攻撃を受けた時生き物はまず逃げようとし、無理なら反撃、それも無理な絶体絶命なら

体温と心拍数をさげ胃や腸内のものを排泄し意識を失い「死んだふり」をする。

それは一般に捕食者は死んだ動物の肉を食べないからだそうだ。

すごく危機的状況で気を失ったりおしっこを漏らしたなど聞くのは自然な摂理だったのだ。

へ〜。

 

最近正義を振り翳して自分とは何のつながりもない他人をSNSで叩くことが

よくあるがその仕組みがよくわかった。
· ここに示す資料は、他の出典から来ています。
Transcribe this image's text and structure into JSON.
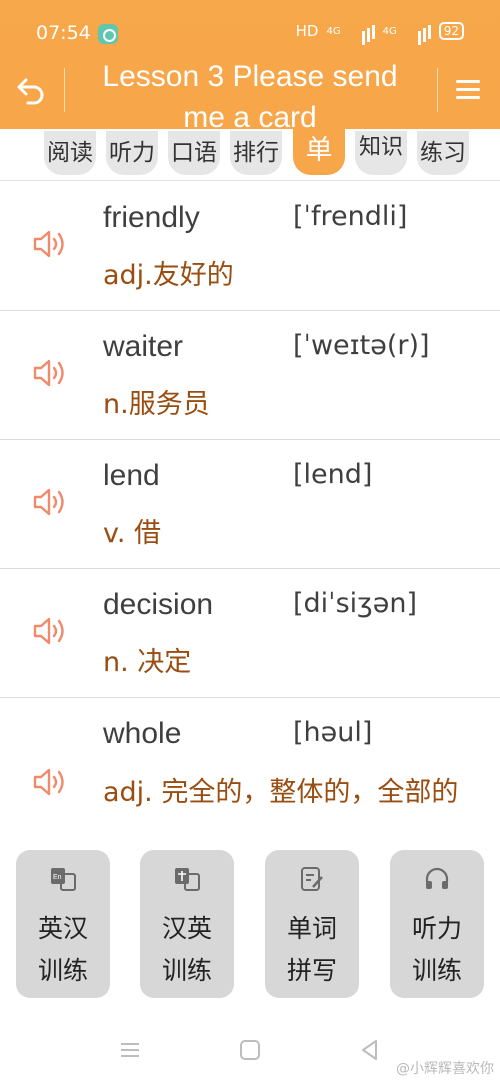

正義は娯楽のようなものと感じるらしい。

自分より優れたものは「損失」、劣ったものは「報酬」と感じるように進化の過程で

設計されたから、上位を引き摺り下ろすことは脳の報酬系を刺激し自尊心を高める効果が

あり、ワイドショーなどでコメンテーターと一緒に義憤に駆られセレブの不品行に

誹謗中傷など書き込みいい気分になったりするそうでだ。

 

見ず知らずの相手の発言を評価する時に、私たちは実績よりも「自信」を

参考にするらしくどれほど馬鹿げた主張でも自信たっぷりに言われると

思わず信じてしまう。逆に自信なさげだと正しいことも信じてもらえないということか・・

 

強い集団に属していると自尊心は高まり、弱い集団だと低くなる。

自尊心の高低は個人主義集団主義に関係している。自尊心が高いと自分の能力を

生かすことで、自尊心が低い人は対人関係のスキルを磨くことで危機を

乗り越えようとするらしい。自尊心が高いと好感度が低くなり、自尊心が低いと

好感度が高くなる傾向がある。アメリカ人は自尊心が高く、日本人は低いというのも

個人主義的な文化では自尊心が高いことが評価され、集団主義文化の日本では

周囲とうまくやっていくことが重要とされるからではないかとのこと。

最近あさイチで稲垣えみ子さんがでていた。以前のものに囲まれた都会的で快適な

暮らしと棄て今は電気もほぼ使わずガスもなく風呂もなく最低限のものだけでの

ミニマルな暮らしを実践しているのだが、その生活になってから周囲の人に

ナイスにするようになったと言っていた。なぜならみんなに助けられながら

生きていかなければならないからと言っていてこの本を読んでいたら思い出した。

集団的な面倒なお互いのサポートをお金が解決している部分(お金で済ませる)もあるので

金持ちは利己的、貧乏人は利他的というのも納得。

ボランティアに人気があるのも善意の名を借り無力の人をサポートすることで

自尊心の低い人にとってそれを引き上げることができるからではないかともあり

それも何となく納得。

 

偏見を持つなと言われると無意識に考えてしまいそれを意志力で押さえつけ

消耗するので作業が終わると押さえ込んでいた偏見が表に出てきてしまう、

「思考抑制のリバウンド効果」と呼ぶそうだが、甘いものを食べてはいけないなどの

思考に対しても返って考えることになるので危険なのね。

 

とても面白く興味深い本だった。